Directed by Gonzalo López-Gallego, who made the Spanish suspense item King of the Hill, this is a more high-tech ‘found footage’ effort than the usual wander-in-the-woods Blairwitchiness.
It feeds on conspiracy theories about the space race (it’s almost the anti-Capricorn One) and manages a convincing simulation of the look and feel of the hours of moon mission coverage which kept TV viewers rapt during the heyday of the Apollo program. It uses enough real NASA stock to establish the familiar American spacecraft and the cratered lunar landscape, but there’s a lovely, convincing bolted-together brutalist design for the imaginary Soviet moon-ship.

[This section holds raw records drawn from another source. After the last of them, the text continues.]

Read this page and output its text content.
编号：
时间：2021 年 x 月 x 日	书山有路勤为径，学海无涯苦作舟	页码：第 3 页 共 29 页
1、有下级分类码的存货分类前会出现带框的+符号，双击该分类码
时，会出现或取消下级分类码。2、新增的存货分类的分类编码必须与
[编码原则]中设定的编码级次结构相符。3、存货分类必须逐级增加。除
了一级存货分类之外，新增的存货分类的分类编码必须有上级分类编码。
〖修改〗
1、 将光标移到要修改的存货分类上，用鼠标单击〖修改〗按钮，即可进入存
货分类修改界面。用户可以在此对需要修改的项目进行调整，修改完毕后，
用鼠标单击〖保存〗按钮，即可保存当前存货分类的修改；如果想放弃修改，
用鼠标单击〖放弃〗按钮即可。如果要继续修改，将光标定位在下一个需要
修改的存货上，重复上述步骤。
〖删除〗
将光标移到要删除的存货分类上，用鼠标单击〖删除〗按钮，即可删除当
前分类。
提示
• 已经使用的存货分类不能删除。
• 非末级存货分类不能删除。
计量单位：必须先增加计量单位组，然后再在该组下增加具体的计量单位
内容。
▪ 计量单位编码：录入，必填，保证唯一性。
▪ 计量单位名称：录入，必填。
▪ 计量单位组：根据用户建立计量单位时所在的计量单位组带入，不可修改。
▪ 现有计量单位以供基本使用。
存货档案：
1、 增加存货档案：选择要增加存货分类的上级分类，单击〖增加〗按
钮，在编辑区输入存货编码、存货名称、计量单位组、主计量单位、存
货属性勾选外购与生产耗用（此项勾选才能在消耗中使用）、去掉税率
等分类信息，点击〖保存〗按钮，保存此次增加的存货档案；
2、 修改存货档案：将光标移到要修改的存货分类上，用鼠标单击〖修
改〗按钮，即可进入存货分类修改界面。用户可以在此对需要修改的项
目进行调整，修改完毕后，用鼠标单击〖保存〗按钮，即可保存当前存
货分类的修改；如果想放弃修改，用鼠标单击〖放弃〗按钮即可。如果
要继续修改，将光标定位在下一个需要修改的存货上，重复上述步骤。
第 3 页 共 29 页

The actual plot is very basic science fiction, with (after a lot of delaying action and mystification) monsters that could have devolved from the spitting Martian rock snakes in Thunderbirds Are Go or the chameloning insects of Red Planet - though it builds up to a creepy punchline about an invasion which may have already happened. The performances of Warren Christie and Lloyd Owen as the main astronauts are understated, even when the crises escalate and it becomes obvious there’s little likelihood of anyone making it off the moon. The cramped, claustrophobic interiors and the desolate, hostile environment make for an atmosphere of unease, but it has the frequent found footage horror problem of jagged, unengaging character interplay which limits involvement with what’s going on when the horror gets out of hand. It’s sometimes scary, but not often affecting.